Carburanti, stangata in Sicilia: gasolio oltre 2 euro al litro

Codacons denuncia nuovi rincari dei carburanti in Sicilia: gasolio self a 2,039 euro al litro e benzina a 1,918. Tanasi chiede un taglio urgente delle accise

Nuova impennata dei prezzi dei carburanti in Sicilia. Secondo un’elaborazione del Codacons sui dati del Ministero delle Imprese e del Made in Italy aggiornati al 15 luglio 2026, il gasolio in modalità self service ha superato la soglia dei due euro al litro.

Il prezzo medio del diesel nell’Isola ha raggiunto 2,039 euro al litro, mentre la benzina self si attesta a 1,918 euro. Valori superiori alla media nazionale, pari rispettivamente a 2,017 euro per il gasolio e 1,897 euro per la benzina.



Il confronto con i prezzi rilevati il 7 luglio mostra un aumento significativo. In poco più di una settimana, il gasolio è passato da 1,938 a 2,039 euro al litro, con un rincaro di 10,1 centesimi. La benzina è invece salita da 1,856 a 1,918 euro, aumentando di 6,2 centesimi.
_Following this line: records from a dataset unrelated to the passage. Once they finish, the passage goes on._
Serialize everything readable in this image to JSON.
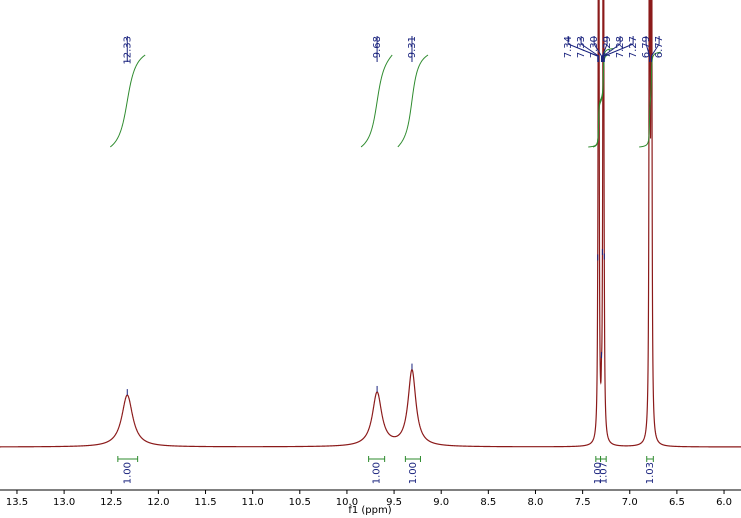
{
  "chart_data": {
    "type": "nmr",
    "x_label": "f1 (ppm)",
    "xlim": [
      13.68,
      5.82
    ],
    "xticks": [
      13.5,
      {
        "value": 13,
        "label": "13.0"
      },
      12.5,
      {
        "value": 12,
        "label": "12.0"
      },
      11.5,
      {
        "value": 11,
        "label": "11.0"
      },
      10.5,
      {
        "value": 10,
        "label": "10.0"
      },
      9.5,
      {
        "value": 9,
        "label": "9.0"
      },
      8.5,
      {
        "value": 8,
        "label": "8.0"
      },
      7.5,
      {
        "value": 7,
        "label": "7.0"
      },
      6.5,
      {
        "value": 6,
        "label": "6.0"
      }
    ],
    "ylim": [
      0,
      100
    ],
    "color": "#8b1a1a",
    "label_color": "#1a237e",
    "peaks": {
      "x": [
        12.33,
        9.68,
        9.31,
        7.34,
        7.33,
        7.3,
        7.29,
        7.28,
        7.27,
        6.79,
        6.77
      ],
      "labels": [
        "12.33",
        "9.68",
        "9.31",
        "7.34",
        "7.33",
        "7.30",
        "7.29",
        "7.28",
        "7.27",
        "6.79",
        "6.77"
      ],
      "heights": [
        11.6,
        12,
        17,
        6,
        250,
        5,
        5,
        250,
        6,
        250,
        250
      ],
      "linewidths": [
        0.07,
        0.06,
        0.05,
        0.004,
        0.004,
        0.004,
        0.004,
        0.004,
        0.004,
        0.004,
        0.004
      ]
    },
    "integrals": {
      "color": "#2e8b2e",
      "ranges": [
        [
          12.43,
          12.22
        ],
        [
          9.77,
          9.6
        ],
        [
          9.38,
          9.22
        ],
        [
          7.36,
          7.31
        ],
        [
          7.31,
          7.25
        ],
        [
          6.82,
          6.75
        ]
      ],
      "values": [
        1,
        1,
        1,
        1,
        1.07,
        1.03
      ],
      "value_labels": [
        "1.00",
        "1.00",
        "1.00",
        "1.00",
        "1.07",
        "1.03"
      ]
    }
  }
}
Per un pieno da 50 litri, la maggiore spesa è di circa 5,05 euro per chi utilizza il diesel e di 3,10 euro per chi viaggia con un’auto a benzina.
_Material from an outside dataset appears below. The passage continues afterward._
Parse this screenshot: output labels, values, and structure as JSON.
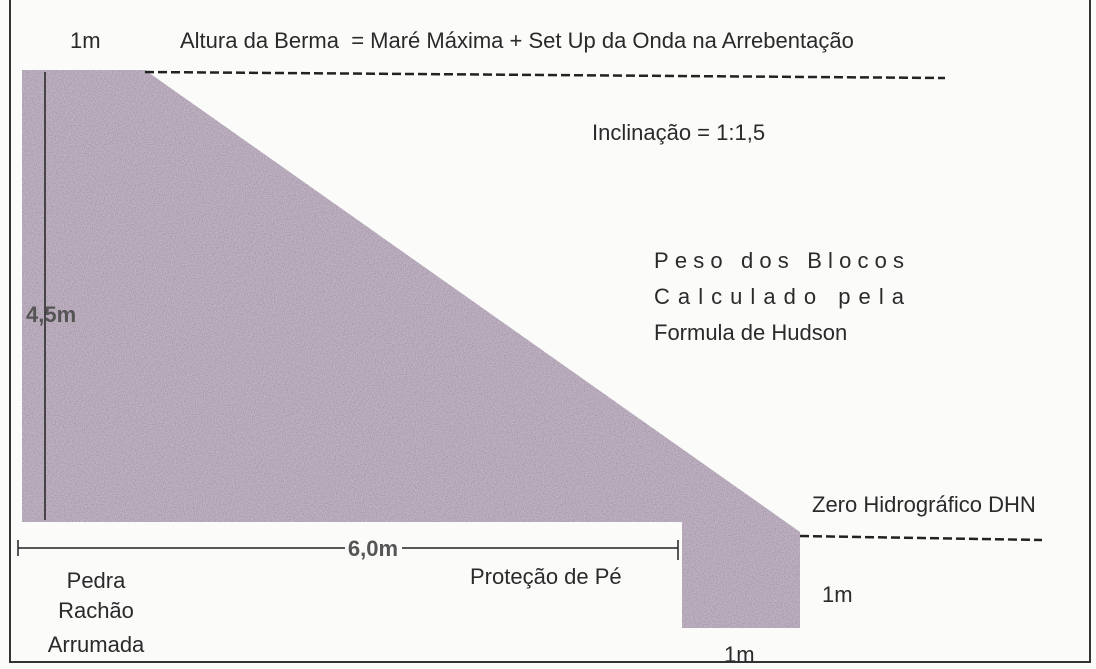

Il Codacons parla di una vera e propria stangata estiva, destinata a colpire automobilisti, pendolari, lavoratori e imprese proprio nel periodo caratterizzato da un maggiore numero di spostamenti.

«Il superamento della soglia dei due euro al litro rappresenta un colpo durissimo per i cittadini siciliani», afferma Francesco Tanasi, segretario nazionale del Codacons.
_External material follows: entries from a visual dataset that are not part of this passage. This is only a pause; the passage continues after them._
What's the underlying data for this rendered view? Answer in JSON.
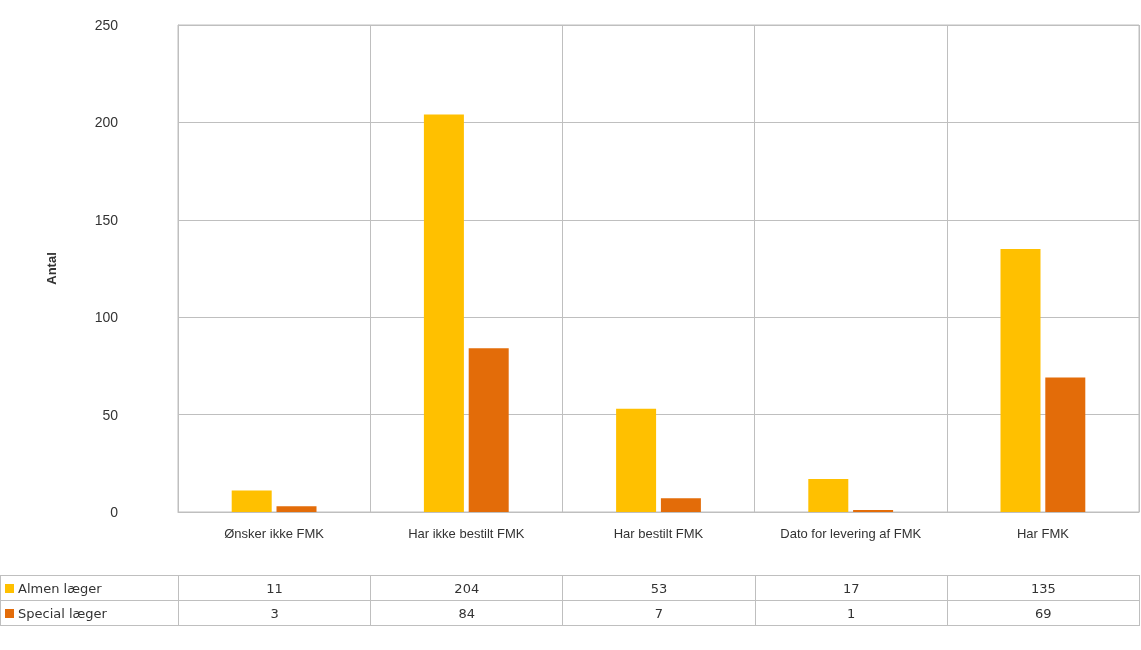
{
  "chart_data": {
    "type": "bar",
    "ylabel": "Antal",
    "categories": [
      "Ønsker ikke FMK",
      "Har ikke bestilt FMK",
      "Har bestilt FMK",
      "Dato for levering af FMK",
      "Har FMK"
    ],
    "series": [
      {
        "name": "Almen læger",
        "color": "#ffc000",
        "values": [
          11,
          204,
          53,
          17,
          135
        ]
      },
      {
        "name": "Special læger",
        "color": "#e36c09",
        "values": [
          3,
          84,
          7,
          1,
          69
        ]
      }
    ],
    "ylim": [
      0,
      250
    ],
    "yticks": [
      0,
      50,
      100,
      150,
      200,
      250
    ],
    "grid": "y",
    "legend": "bottom",
    "data_labels": true
  }
}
Secondo Tanasi, i rincari non incidono soltanto sul costo dei rifornimenti, ma rischiano di ripercuotersi sull’intera filiera dei trasporti, della produzione e della distribuzione, favorendo nuovi aumenti dei prezzi di beni e servizi.

Il Codacons chiede quindi al Governo di intervenire con urgenza attraverso un nuovo taglio delle accise da mantenere per tutto il periodo estivo, così da alleggerire i costi sostenuti da famiglie e imprese e limitare possibili nuove spinte inflazionistiche.